А больше всего пострадали дети. Нянька, показавшая в критический момент столь похвальное присутствие духа, в детской потом не выдержала и чуть не прямым текстом сообщила, что мамочка едва не умерла, с трудом откачали. Дети и так были взбудоражены недавним скандалом, теперь же их нервы сорвались окончательно и надолго: Дэвид стал совсем тихим и робким, а Каролина еще большей, чем прежде, скандалисткой и истеричкой.

Много лет спустя Дэвид сказал мне, что и в детстве, и долго после ненавидел Рождество больше любого другого дня в году.

V

Лизл

1

Позвольте мне не слишком задерживаться на Второй мировой войне, или «Тоже мировой войне», как слышу я название, данное ей школьниками; они словно хотят подчеркнуть, что та, Первая, живущая в моей памяти война была не единственной и не крупнейшей вспышкой массового психоза, доставшейся на долю нашего века. Но и опустить войну я тоже не могу – хотя бы из-за новых высот, куда она вознесла Боя Стонтона. Быстрый рост его промышленной империи, кормившей полстраны хлебом и сахаром, не говоря уж о десятках других товаров, обеспечил ему важное место в национальной экономике, и когда война потребовала, чтобы каждый поставил все свои способности на службу отечеству, кто, как не Стонтон, был очевиднейшим кандидатом на пост министра продовольствия в коалиционном правительстве?

Его работа заслуживает самой высокой оценки. Он умел руководить, и он знал как никто, что́ любит есть большинство населения.

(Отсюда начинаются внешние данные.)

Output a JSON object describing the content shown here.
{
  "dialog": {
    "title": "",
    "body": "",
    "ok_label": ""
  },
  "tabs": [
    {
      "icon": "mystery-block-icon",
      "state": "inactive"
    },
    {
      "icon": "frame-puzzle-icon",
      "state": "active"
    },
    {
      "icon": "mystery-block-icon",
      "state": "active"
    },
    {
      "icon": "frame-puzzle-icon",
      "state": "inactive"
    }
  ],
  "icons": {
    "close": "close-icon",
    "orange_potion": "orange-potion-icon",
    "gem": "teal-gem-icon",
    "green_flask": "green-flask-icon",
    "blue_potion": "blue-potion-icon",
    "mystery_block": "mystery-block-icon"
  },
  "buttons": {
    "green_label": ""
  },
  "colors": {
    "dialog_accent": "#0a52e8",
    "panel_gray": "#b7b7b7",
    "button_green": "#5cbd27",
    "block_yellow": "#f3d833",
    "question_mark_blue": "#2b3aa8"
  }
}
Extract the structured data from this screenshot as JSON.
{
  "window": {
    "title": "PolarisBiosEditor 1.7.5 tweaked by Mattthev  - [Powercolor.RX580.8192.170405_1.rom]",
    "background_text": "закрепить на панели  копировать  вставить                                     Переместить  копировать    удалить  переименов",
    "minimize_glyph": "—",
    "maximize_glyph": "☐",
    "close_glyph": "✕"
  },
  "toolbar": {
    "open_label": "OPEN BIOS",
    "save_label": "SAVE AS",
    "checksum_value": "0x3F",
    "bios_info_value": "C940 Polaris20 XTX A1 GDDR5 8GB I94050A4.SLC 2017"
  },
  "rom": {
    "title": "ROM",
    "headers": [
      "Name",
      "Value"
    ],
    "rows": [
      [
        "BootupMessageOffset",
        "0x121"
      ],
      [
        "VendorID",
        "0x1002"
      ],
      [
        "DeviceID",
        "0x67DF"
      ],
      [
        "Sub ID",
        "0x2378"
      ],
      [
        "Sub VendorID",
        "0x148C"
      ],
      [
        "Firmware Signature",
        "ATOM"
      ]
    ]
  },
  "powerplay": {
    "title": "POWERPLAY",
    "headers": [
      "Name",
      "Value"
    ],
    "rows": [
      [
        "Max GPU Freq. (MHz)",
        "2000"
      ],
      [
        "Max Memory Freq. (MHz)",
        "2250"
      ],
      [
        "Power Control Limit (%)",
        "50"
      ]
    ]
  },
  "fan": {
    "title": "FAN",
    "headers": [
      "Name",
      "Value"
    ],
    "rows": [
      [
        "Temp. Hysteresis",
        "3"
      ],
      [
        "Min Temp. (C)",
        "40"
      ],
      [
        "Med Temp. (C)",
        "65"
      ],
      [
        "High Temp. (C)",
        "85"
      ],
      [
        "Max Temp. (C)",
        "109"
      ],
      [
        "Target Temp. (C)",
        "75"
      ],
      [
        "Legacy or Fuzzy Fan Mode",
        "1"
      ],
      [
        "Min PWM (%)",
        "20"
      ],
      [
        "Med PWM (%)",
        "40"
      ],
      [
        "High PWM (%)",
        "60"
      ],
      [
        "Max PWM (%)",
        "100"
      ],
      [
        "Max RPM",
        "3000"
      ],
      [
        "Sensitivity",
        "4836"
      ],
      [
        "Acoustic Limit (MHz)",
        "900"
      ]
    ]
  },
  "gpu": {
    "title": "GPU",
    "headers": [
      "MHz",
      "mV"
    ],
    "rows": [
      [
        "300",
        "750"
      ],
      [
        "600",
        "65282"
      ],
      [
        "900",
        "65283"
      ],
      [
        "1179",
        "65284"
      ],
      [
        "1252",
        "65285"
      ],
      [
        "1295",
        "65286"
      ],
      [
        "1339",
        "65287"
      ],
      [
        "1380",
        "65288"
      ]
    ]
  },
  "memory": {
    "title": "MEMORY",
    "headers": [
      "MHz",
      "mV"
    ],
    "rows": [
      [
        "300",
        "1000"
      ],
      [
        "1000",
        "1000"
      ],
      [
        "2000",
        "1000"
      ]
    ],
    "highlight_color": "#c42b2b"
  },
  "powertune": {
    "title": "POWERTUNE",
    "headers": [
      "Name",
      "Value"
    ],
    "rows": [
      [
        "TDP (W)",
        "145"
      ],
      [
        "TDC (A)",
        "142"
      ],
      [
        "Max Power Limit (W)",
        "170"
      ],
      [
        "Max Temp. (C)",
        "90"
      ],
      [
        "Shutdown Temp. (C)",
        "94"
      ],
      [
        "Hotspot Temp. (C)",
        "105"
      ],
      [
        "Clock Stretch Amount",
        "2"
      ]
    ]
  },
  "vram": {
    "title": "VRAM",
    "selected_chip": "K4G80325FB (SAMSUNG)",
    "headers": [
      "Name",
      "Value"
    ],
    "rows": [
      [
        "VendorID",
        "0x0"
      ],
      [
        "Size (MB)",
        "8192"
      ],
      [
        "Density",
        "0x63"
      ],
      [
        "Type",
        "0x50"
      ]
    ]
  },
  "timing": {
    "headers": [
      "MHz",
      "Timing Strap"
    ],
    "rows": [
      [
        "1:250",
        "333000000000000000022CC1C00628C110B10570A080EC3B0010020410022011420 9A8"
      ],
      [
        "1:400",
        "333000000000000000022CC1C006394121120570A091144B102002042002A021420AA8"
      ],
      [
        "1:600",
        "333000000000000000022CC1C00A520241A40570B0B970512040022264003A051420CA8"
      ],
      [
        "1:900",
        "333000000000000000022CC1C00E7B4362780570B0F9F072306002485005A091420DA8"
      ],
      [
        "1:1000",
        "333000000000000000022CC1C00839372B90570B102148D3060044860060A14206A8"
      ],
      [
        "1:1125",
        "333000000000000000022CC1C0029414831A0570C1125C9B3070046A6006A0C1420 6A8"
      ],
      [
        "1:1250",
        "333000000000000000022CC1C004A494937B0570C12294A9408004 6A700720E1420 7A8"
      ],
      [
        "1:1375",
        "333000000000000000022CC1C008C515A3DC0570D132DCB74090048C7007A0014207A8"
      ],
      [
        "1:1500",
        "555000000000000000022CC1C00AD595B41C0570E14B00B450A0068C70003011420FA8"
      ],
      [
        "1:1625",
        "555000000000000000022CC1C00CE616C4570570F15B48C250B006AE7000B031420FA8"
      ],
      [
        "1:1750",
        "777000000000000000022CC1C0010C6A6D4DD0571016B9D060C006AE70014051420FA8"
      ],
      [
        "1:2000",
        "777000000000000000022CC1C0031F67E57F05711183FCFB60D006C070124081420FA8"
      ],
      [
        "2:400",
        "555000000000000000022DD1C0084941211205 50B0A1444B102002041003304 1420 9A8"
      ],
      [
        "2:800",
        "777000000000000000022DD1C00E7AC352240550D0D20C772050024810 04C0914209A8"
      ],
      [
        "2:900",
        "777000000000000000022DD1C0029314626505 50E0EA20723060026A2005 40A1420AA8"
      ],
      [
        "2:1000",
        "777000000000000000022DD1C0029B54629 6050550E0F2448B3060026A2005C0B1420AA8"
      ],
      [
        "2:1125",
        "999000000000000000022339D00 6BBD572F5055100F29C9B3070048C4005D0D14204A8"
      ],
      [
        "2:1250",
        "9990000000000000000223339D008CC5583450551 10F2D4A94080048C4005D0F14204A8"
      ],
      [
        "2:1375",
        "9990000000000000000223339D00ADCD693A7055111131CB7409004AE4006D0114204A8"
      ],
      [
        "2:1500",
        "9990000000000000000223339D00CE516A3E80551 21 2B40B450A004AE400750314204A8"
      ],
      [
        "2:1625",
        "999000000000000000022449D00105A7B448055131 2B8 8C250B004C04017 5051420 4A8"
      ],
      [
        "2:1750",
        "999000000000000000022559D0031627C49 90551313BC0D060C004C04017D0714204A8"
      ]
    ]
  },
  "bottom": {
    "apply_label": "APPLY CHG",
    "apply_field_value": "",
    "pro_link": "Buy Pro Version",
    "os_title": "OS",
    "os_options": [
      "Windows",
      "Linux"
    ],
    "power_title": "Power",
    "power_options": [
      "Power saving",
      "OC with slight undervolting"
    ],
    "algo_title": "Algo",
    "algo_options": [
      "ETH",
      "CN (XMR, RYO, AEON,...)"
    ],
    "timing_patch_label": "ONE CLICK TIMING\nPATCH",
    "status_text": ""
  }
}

Он мобилизовал все ресурсы корпорации «Альфа» и всех подконтрольных ей фирм на выполнение насущнейших задач: кормить Канаду, кормить ее вооруженные силы и – насколько позволяли немецкие подводные лодки – кормить Британию. Он активно форсировал разработку новых пищевых концентратов – в первую очередь из фруктов, – могущих поддержать силы солдат на поле боя и детей в разрушенном бомбами городе, когда доставка более тяжелых и объемных продуктов становится проблематичной. И если в наши дни средний рост населения Британских островов заметно больше, чем в 1939 году, в этом тоже заслуга Боя Стонтона. Не будучи профессиональным ученым, он прекрасно знал, насколько важны витамины, в чем они содержатся и как подешевле пустить их в дело; таких людей можно было сосчитать по пальцам.

На время войны ему пришлось поселиться в Оттаве. Он почти не видел жену и детей, разве что короткими набегами, не позволявшими восстановить утраченную близость ни с Леолой, ни с Дэвидом, ни даже с обожаемой им Каролиной.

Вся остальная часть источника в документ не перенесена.